Getting Film Incentives to Pay Off

By Richard Whittaker, February 10, 2009, 4:11pm, Newsdesk

Rep. Dawnna Dukes, D-Austin, scored a big victory last session by finally getting cash for the Texas Moving Image Industry Incentive Program (aka the film incentives.) The general feeling with the program's first two years is "good idea, needs some work," which is why she's back with House Bill 873 to fix the problems (see last issue's coverage here.) [UPDATE: Joe O'Connell has some interesting comments from the Texas Motion Picture Alliance in this week's issue.]

It's not exactly what Texas Film Commission Director Bob Hudgins wants, but he's enthusiastic that the changes will have increased pay-off without selling the family silver (like a lot of people say Louisiana did.) The issue for Hudgins is that the current system works on total production budget, which requires the production accountant his office hired to go through every single receipt from every single production. He explained, "If this became a program about only wages, which the (original) bill started as, that's a lot easier than comparing total expenditure." It's not just a workload issue, but an accuracy question. "That's the fastest way to lose a program – to not live up to the rules," he said.

So what exactly does the new bill propose?
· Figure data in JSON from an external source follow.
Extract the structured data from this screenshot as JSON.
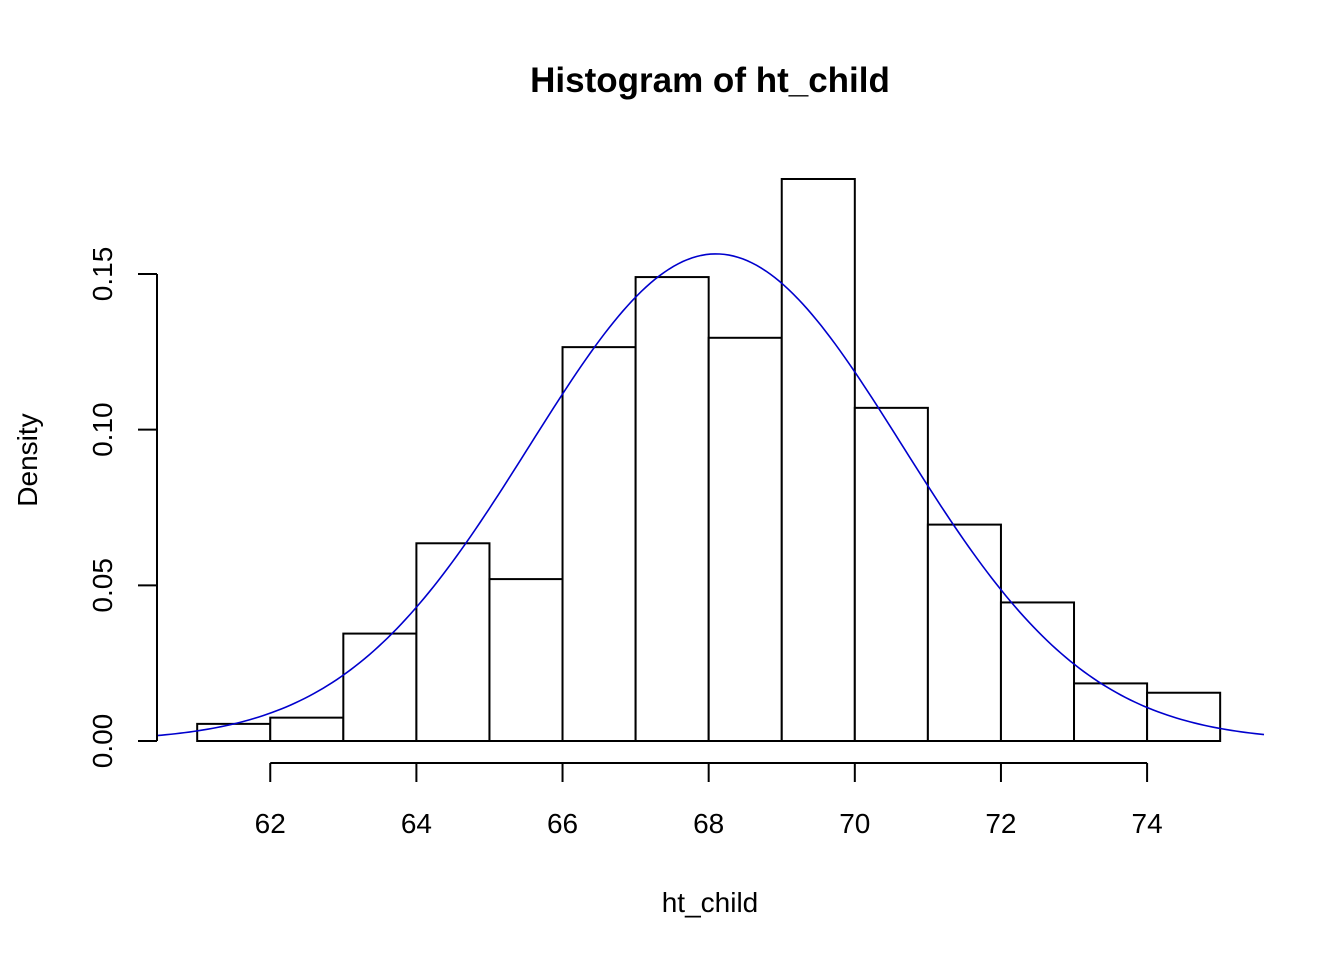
{
  "chart_data": {
    "type": "bar",
    "subtype": "histogram",
    "title": "Histogram of ht_child",
    "xlabel": "ht_child",
    "ylabel": "Density",
    "bins": [
      {
        "start": 61,
        "end": 62,
        "density": 0.0055
      },
      {
        "start": 62,
        "end": 63,
        "density": 0.0075
      },
      {
        "start": 63,
        "end": 64,
        "density": 0.0345
      },
      {
        "start": 64,
        "end": 65,
        "density": 0.0635
      },
      {
        "start": 65,
        "end": 66,
        "density": 0.052
      },
      {
        "start": 66,
        "end": 67,
        "density": 0.1265
      },
      {
        "start": 67,
        "end": 68,
        "density": 0.149
      },
      {
        "start": 68,
        "end": 69,
        "density": 0.1295
      },
      {
        "start": 69,
        "end": 70,
        "density": 0.1805
      },
      {
        "start": 70,
        "end": 71,
        "density": 0.107
      },
      {
        "start": 71,
        "end": 72,
        "density": 0.0695
      },
      {
        "start": 72,
        "end": 73,
        "density": 0.0445
      },
      {
        "start": 73,
        "end": 74,
        "density": 0.0185
      },
      {
        "start": 74,
        "end": 75,
        "density": 0.0155
      }
    ],
    "density_curve": {
      "distribution": "normal",
      "mean": 68.1,
      "sd": 2.55,
      "x_range": [
        60.45,
        75.6
      ],
      "color": "#0000CD"
    },
    "x_ticks": [
      "62",
      "64",
      "66",
      "68",
      "70",
      "72",
      "74"
    ],
    "y_ticks": [
      "0.00",
      "0.05",
      "0.10",
      "0.15"
    ],
    "xlim": [
      60.45,
      75.6
    ],
    "ylim": [
      0,
      0.1805
    ],
    "grid": false,
    "bar_fill": "#ffffff",
    "bar_border": "#000000"
  }
}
– Includes educational and instructional videos in the program. Not glamorous, but a big market that could use smaller facilities and farm out post-production work to local firms.
– Changes eligibility to cover productions that are 60% filmed in Texas (down from 80%) and gives much more control of grant structure to the commission.
– Gets rid of the pre-determined caps on pay-outs: As Hudgins explained, that was a big issue because a movie could be eligible for grants for 5% of its budget up to $2 million, but a video game tops out at $250,00. Considering that Halo 3 is rumored to have cost over $60 million, Hudgins said he felt short-changing the opportunity to get that kind of production into the state is a bad investment.
– Changes what could be nicknamed the Star Clause. Currently, the grant could not cover any salary that was an undefined "major part of the production costs": This sets a $1 million cap.